Not to say Mrs. Clinton wouldn’t have won the nomination eventually — she has been winning the popular vote and was just shy of grabbing the number of delegates she needed to clinch the nomination after wins in Puerto Rico and the Virgin Islands this weekend.

Still, the timing is suspect. Mrs. Clinton was losing her way to winning the nomination and the press was reporting it as such. California is a demographically diverse state which she won in 2008 during her first presidential bid. A loss there to rival Vermont Sen. Bernard Sanders would paint her as weak, while giving Mr. Sanders the boost he needed to take his campaign to the convention.

Exactly what Mrs. Clinton doesn’t want.

So is it possible the Clinton political machine tried to tip the scales on her behalf by having previously uncommitted superdelegates come forward Monday to force the AP’s hand into making a call? Before any votes were cast on Tuesday?

In a statement to the media, AP Executive Editor Kathleen Carroll defended her organization’s calling of the election on the eve of a primary night.

“By Monday evening, 571 superdelegates had told us unequivocally that they intend to vote for Clinton at the convention,” she said. “Adding that number to the delegates awarded to Clinton in primary and caucus voting to date gave her the number needed to be the presumptive nominee. That is news and reporting the news is what we do.”

The Intercept’s Glenn Greenwald, who supports Mr. Sanders, implied in his column, “Perfect End to Democratic Primary: Anonymous Superdelegates Declare Winner Through Media,” that some of the superdelegates withheld their support for Mrs. Clinton to the AP until they saw a politically convenient moment.

They are political insiders, after all.

According to a Washington Post analysis, more than half of the 714 superdelegates are members of the Democratic National Committee and 261 others are members of Congress or state governors.
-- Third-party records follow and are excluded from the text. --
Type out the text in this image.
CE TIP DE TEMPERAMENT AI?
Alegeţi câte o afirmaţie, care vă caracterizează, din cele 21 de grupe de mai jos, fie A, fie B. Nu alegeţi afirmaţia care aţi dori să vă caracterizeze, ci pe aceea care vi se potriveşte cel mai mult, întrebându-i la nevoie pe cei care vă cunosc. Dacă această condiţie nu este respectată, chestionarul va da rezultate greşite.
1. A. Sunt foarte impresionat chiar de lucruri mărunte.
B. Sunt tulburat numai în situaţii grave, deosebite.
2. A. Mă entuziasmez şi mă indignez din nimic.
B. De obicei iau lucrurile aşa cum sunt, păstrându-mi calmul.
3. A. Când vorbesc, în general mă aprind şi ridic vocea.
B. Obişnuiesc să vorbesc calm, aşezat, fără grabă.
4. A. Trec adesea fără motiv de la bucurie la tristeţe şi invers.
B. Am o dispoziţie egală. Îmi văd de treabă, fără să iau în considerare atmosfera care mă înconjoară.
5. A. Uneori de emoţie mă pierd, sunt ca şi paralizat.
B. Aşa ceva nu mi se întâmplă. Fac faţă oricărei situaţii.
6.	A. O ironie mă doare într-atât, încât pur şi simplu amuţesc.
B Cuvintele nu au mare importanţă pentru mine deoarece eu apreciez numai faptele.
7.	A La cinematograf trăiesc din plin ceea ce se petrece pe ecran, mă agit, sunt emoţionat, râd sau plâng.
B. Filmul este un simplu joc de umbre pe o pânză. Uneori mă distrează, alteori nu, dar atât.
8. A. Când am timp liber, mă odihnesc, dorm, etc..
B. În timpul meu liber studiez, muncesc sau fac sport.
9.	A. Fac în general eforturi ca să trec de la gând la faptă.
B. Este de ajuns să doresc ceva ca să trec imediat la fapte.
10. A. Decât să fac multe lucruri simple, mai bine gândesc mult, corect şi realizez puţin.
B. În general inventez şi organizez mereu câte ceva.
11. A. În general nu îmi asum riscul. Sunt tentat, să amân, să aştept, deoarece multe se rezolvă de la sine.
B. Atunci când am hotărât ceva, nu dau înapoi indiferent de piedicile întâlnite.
The AP has declined to name the superdelegates who gave their support to Mrs. Clinton on Monday.

“AP claims that superdelegates who had not previously announced their intentions privately told AP reporters that they intend to vote for Clinton bringing her over the threshold. AP is concealing the identity of the decisive super-delegates who said this,” Mr. Greenwald wrote.

The Post’s Philip Bump, who writes politics for The Fix, noted the announcement of a Monday win for Mrs. Clinton held no downside for her campaign.

“Intuitively, it seems as though it might benefit Clinton, since Sanders’s younger base of voters who planned to come out to the polls on Tuesday might no longer do so — and Clinton’s older, more-likely-to-vote base would be less affected,” Mr. Bump wrote.

“It’s possible that the goal wasn’t to affect the results but, rather, to re-frame them,” he wrote. “No matter what happens in California on Tuesday, it will be accompanied by an asterisk. If Sanders wins, Clinton and/or her supporters can claim that it was backlash to the AP’s call. If Clinton wins, Sanders can make the same case — but his long-shot argument for earning the support of superdelegates will be significantly undercut.

“In other words, the leak is probably win-win for Clinton — which may have been exactly what the superdelegates that tipped hoped,” Mr. Bump concluded.

The Democratic deck has always been stacked against the Vermont self-described socialist. This might just be the latest and last example.